Travel slowly, staying in vacation rentals (villas, farms, cottages, apartments)
Report 2040: Paris au Ralenti (Paris in Slow Motion)
By Doru from Canada, Fall 2012
Trip Description: Three weeks in the Lower Marais, living la vie parisienne.
Destinations: Countries - France; Regions/Cities - Paris
Categories: Vacation Rentals; Art Trip; Attended GTG; Opera; Sightseeing; Independent Travel; 2 People
Page 1 of 19: Wednesday, 12 September - Arrival and Settling in the Lower Marais
Across the street, on rue du Petit Musc
This starts from rue du Petit Musc, in the Lower Marais, Paris, where we have installed ourselves for what we hope will be a wonderful three weeks séjour.
It was a tiring but, as expected and hoped for, good day. The Air Canada flight was excellent but the food was abominable. Bring food from home when you fly economy with Air Canada. What they served on the vegetarian option tasted like year-old straw and the beef, well, I have a beef with it... Bread was rock-hard, muffins ice-hard. I know we do not travel because of the gourmet airline food, but this was really below any expectation.
We arrived to a somewhat clouded-over Paris and took a taxi to town, with a cheerful, talkative driver. The meter showed €47.50 on arrival (CDG to apartment), plus about €3 for luggage, to which we added the tip. Two years ago, from CDG to rue Pavée, which is on the other side of rue Saint-Antoine, we paid €50. How about consistency, reliability and good service?
A propos, the taxi stand at Terminal 2A is at door 6. And beware the horde of unofficial taxi hackers. There is absolutely no reason to accept their services. We were in an official taxi within minutes from exiting at door 6 directly to the taxi stand.

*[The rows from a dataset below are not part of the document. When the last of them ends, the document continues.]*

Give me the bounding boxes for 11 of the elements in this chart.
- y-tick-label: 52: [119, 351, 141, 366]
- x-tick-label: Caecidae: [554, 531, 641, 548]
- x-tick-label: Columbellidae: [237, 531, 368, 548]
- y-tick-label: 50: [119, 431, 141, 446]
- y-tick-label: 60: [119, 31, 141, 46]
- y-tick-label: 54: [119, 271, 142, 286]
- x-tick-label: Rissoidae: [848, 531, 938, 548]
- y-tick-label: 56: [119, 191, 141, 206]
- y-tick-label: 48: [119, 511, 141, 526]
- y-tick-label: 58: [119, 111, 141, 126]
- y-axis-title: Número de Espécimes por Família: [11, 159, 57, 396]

I called our host from the taxi and we met him at the apartment, where he helped us with the luggage. The famous retrofitted Paris elevators had another success story here: two people who do not mind advanced intimacy can share a ride. Alternatively, one can share the intimacy with one large suitcase or two smaller ones, according to taste... Nevertheless, the real point is: there is an elevator, and without it we wouldn't have rented this apartment which revealed itself to be full of light, with tall windows both to the street and to the courtyard; the vista from these windows with old style, irregular glass, promises many photos of Parisian mansards.
We are mostly settled in: opened the wine that our host prepared for us along with plenty of immediate food necessities and a well provisioned and functioning Nespresso machine; discovered all the plugs and light switches; promptly did some shopping at the Monoprix on Saint-Antoine; priced some wines and marc de Bourgogne at the Nicolas next door; discovered that we can use the TuneIn radio app of my Android tab and Josette’s Archos tab to listen not only to Paris classical radio but even to our Toronto favourite stations; took a short walk in the neighbourhood (rue dela Cerisaie/Blvd. Henri IV/Place de la Bastille/rue Saint-Antoine); and will soon look forward to turning off all lights.
The apartment has a large, flat screen Samsung HDTV just like one at home and it has a gazillion of stations. It seems that every single French town with a population of over 10,000 has its own channel! So do all Mediterranean countries: Italy with five, Spain, Germany and Britain with a couple each, Algeria and Turkey with about five stations each, and so on, all around the Mediterranean Basin. Overwhelming! Alas, only one sports station so far.
Looking forward to tomorrow morning, with my favourite start of day in Paris: out early to buy fresh baguettes and some patisseries.